This is actually the third part in a three movie series. And as anyone who has watched movie trilogies before understands, the last movie is always the worst. The Father Christmas series continues the long time Hollywood Tradition of milking a popular story for every last dime with Marrying Father Christmas. This movie continues the saga of Miranda (Erin Krakow) and Ian (Niall Matter) as they take that final plunge into matrimony. Unlike most Christmas movies on Hallmark, there is no romance that evolves over the course of the film since well, they are already engaged and about to get married. This means the writers had to add some other elements of conflict to create a workable story.

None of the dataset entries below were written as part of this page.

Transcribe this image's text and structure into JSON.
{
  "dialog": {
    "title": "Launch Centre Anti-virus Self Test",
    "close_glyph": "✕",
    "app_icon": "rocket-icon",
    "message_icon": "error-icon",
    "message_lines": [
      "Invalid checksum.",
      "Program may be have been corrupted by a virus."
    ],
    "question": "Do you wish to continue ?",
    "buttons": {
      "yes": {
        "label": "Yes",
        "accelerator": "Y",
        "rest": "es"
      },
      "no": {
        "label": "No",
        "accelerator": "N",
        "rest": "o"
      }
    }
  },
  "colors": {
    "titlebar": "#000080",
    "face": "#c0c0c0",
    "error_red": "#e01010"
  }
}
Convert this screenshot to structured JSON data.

Ian and Miranda have decided to get married on Christmas Day because lord knows there isn’t enough sh*t going on during Christmas Day that adding a wedding to attend doesn’t enhance. Rather than insert any conflict within their relationship the writers decided to make all the conflict external. To those ends we have the three main challenges that our characters have to deal with. Conflict 1: It seems that Miranda’s stepmother Margaret (Wendie Malick) has decided to invite additional acquaintances of Miranda’s late father to the wedding ceremony creating an issue with space and seating (Good Lord, whatever will we do!!!!). She then wants to move the wedding from Miranda and Ian’s cottage to the main house. I’ve never understood the desire to have a wedding in your home where strangers can just roan all over your house. This wealthy family of a famous deceased actor can’t afford a church or other venue? How many bathrooms does this cottage have? Will they be bringing in Porta-Johns to handle all the people? Thankfully, after much avoidance on the subject, Miranda finally tells Margaret they want to have it at the cottage. Yes, it was as spine tingling of a narrative as it sounds.

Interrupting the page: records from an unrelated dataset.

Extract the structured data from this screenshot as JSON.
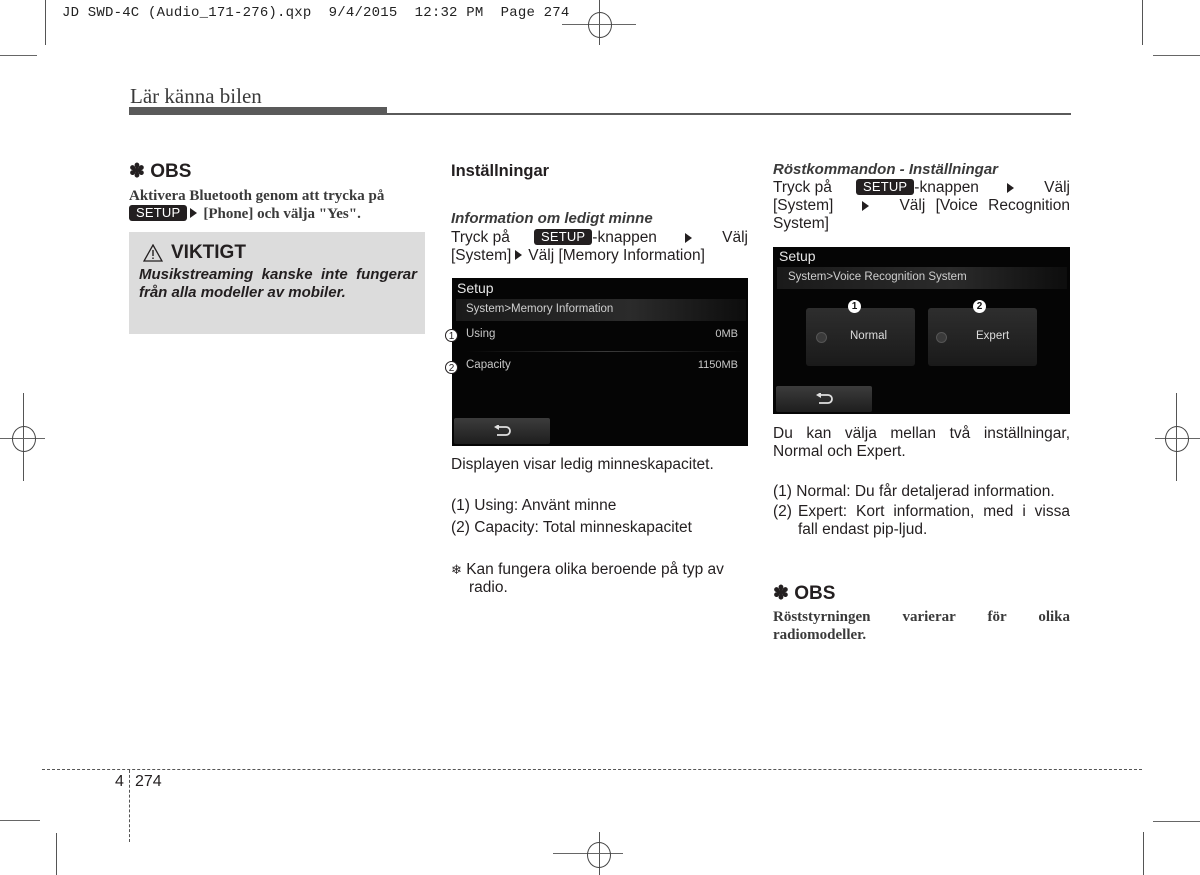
{
  "slug": "JD SWD-4C (Audio_171-276).qxp  9/4/2015  12:32 PM  Page 274",
  "running_head": "Lär känna bilen",
  "left_column": {
    "obs": {
      "icon": "asterisk-icon",
      "title": "✽ OBS",
      "text_before": "Aktivera Bluetooth genom att trycka på",
      "key": "SETUP",
      "text_after": "[Phone] och välja \"Yes\"."
    },
    "warning": {
      "icon": "warning-triangle-icon",
      "title": "VIKTIGT",
      "text": "Musikstreaming kanske inte fungerar från alla modeller av mobiler."
    }
  },
  "middle_column": {
    "heading": "Inställningar",
    "subheading": "Information om ledigt minne",
    "instr_line1_a": "Tryck på",
    "key": "SETUP",
    "instr_line1_b": "-knappen",
    "instr_line1_c": "Välj",
    "instr_line2_a": "[System]",
    "instr_line2_b": "Välj [Memory Information]",
    "screen": {
      "title": "Setup",
      "breadcrumb": "System>Memory Information",
      "rows": [
        {
          "callout": "1",
          "label": "Using",
          "value": "0MB"
        },
        {
          "callout": "2",
          "label": "Capacity",
          "value": "1150MB"
        }
      ],
      "back_icon": "back-arrow-icon"
    },
    "description": "Displayen visar ledig minneskapacitet.",
    "list": [
      "(1) Using: Använt minne",
      "(2) Capacity: Total minneskapacitet"
    ],
    "note_symbol": "❄",
    "note_line1": "Kan fungera olika beroende på typ av",
    "note_line2": "radio."
  },
  "right_column": {
    "subheading": "Röstkommandon - Inställningar",
    "instr_line1_a": "Tryck på",
    "key": "SETUP",
    "instr_line1_b": "-knappen",
    "instr_line1_c": "Välj",
    "instr_line2_a": "[System]",
    "instr_line2_b": "Välj [Voice Recognition",
    "instr_line3": "System]",
    "screen": {
      "title": "Setup",
      "breadcrumb": "System>Voice Recognition System",
      "options": [
        {
          "callout": "1",
          "label": "Normal"
        },
        {
          "callout": "2",
          "label": "Expert"
        }
      ],
      "back_icon": "back-arrow-icon"
    },
    "description_line1": "Du kan välja mellan två inställningar,",
    "description_line2": "Normal och Expert.",
    "list": [
      {
        "num": "(1)",
        "text": "Normal: Du får detaljerad information."
      },
      {
        "num": "(2)",
        "text_line1": "Expert: Kort information, med i vissa",
        "text_line2": "fall endast pip-ljud."
      }
    ],
    "obs": {
      "title": "✽ OBS",
      "text_line1": "Röststyrningen varierar för olika",
      "text_line2": "radiomodeller."
    }
  },
  "footer": {
    "chapter": "4",
    "page": "274"
  }
}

Conflict 2: One of the family’s friends, Thomas (Barry Flatman), arrives and Margaret fawns all over him like a lonely sorority girl desperate to find a boyfriend before the upcoming formal. The two hit it off but then Margaret gets cold feet and decides to end things. Luckily it all gets resolved when her son tells her how happy she has looked the last few days with Thomas. The morale of the story is that even really domineering old people need to get laid every once in a while. I’m glad that all worked out before I fell asleep on account of being so friggin bored.

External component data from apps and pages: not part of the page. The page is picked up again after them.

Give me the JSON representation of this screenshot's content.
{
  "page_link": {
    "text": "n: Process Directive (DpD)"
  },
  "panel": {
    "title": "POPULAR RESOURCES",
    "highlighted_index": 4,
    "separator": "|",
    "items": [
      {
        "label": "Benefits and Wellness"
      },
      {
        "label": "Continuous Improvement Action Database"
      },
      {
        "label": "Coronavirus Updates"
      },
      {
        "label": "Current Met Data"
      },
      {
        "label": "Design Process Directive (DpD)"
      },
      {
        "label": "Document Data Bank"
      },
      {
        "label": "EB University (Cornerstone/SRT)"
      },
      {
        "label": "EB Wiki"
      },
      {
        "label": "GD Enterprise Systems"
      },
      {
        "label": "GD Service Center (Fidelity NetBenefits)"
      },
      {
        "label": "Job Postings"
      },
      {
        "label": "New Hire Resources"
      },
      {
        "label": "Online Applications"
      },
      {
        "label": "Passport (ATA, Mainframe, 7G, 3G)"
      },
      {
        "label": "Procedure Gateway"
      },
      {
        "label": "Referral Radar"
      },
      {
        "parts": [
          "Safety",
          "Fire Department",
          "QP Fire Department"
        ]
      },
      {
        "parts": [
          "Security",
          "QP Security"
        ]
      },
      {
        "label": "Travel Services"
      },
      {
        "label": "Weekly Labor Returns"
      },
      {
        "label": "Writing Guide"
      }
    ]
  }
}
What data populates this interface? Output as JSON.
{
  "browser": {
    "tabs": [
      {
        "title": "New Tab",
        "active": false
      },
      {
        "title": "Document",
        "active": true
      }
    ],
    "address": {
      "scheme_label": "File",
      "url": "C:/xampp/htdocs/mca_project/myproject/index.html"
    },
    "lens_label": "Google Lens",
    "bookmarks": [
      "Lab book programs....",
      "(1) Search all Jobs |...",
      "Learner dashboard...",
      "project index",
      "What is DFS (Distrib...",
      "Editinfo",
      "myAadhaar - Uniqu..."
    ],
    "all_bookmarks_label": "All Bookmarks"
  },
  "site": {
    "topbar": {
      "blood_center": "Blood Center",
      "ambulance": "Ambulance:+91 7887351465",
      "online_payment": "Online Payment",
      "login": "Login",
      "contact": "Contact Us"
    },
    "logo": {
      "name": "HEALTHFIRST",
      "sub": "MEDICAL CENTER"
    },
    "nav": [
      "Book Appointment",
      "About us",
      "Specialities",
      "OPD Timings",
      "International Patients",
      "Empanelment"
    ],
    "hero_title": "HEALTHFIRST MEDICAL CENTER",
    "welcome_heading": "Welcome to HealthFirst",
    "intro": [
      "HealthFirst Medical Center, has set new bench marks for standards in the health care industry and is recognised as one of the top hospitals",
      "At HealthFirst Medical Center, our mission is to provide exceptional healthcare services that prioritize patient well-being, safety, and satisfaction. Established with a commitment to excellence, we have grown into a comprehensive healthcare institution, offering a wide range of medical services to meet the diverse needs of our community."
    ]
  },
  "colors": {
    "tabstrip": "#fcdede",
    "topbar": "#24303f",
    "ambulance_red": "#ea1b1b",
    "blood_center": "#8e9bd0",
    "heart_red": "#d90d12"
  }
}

Conflict 3: This was the only decent conflict and the main one of the show. A man shows up in Boston and meets Miranda about work. She then sees him in . . . whatever the hell town they live in. There might have been something about him making a donation, I can’t recall. What’s important is that he says he is Charlie (Bill Dow) the uncle she never knew. She doesn’t believe him and sends him off. Later she gets a package with a bunch of photos of his mom from back in high school. She finds out he did make a donation to her father’s charity. Now she wants to track him down and in doing so finds out he is a pastor in California. She leaves a message for him at his church because . . . apparently he doesn’t have a cell phone. It’s not like a pastor might need to be contacted at any time where he would need something like that right? Maybe for Christmas Miranda can get him a pager.
Then one day Miranda spots him sitting on a bench in town (Weird huh?). So he got Miranda’s message and he tells her the story. Turns out that he was a young pastor when his sister told him about the guy she was seeing. When Charlie found out that the fellow actor was still married, he cast his sister aside and ignored her for 30+ years. Charlie only found out he had a niece from a story on the internet. Even when he mellowed, he never reconnected with his sister because they had lost touch and he didn’t know where she was. I guess Charlie knows how to use the internet only enough to find out about Miranda but not enough to do a “people search” for his sister. I mean, hey . . . the guy doesn’t have a cell phone. Maybe his understanding of the internet at the Church computer is limited to playing online solitaire and searching for online porn. He just got lucky when he saw the article on Miranda (Sure, let’s just go with that for now.).
He apologizes for being such a douche to his sister (Hell, maybe he can make a sermon out of it) and Miranda forgives and embraces their new relationship. She invites him over for Christmas but he insists she should spend it with the ones she is close to and he can catch up with her another time (But obviously not by cell phone because those are the devil’s work!). This did seem a bit odd but hey, I guess the guy has either been hiding out in town after he was told to leave or he’s been flying back and forth from California to Vermont at least twice so far. I don’t know, maybe he’s one of those fraudulent televangelists who has in own jet plane so it’s really no big deal. Once this happens the movie climax’s with the ceremony which is really just an excuse to show a montage from the two previous (and far more entertaining) movies.
Don’t get me wrong, I really like both Krakow and Matter (they are the main reason I sat through this dreck) but even Pitt and Jolie couldn’t save this material. This dead horse has already been beaten enough. I give it a 1 out of 5.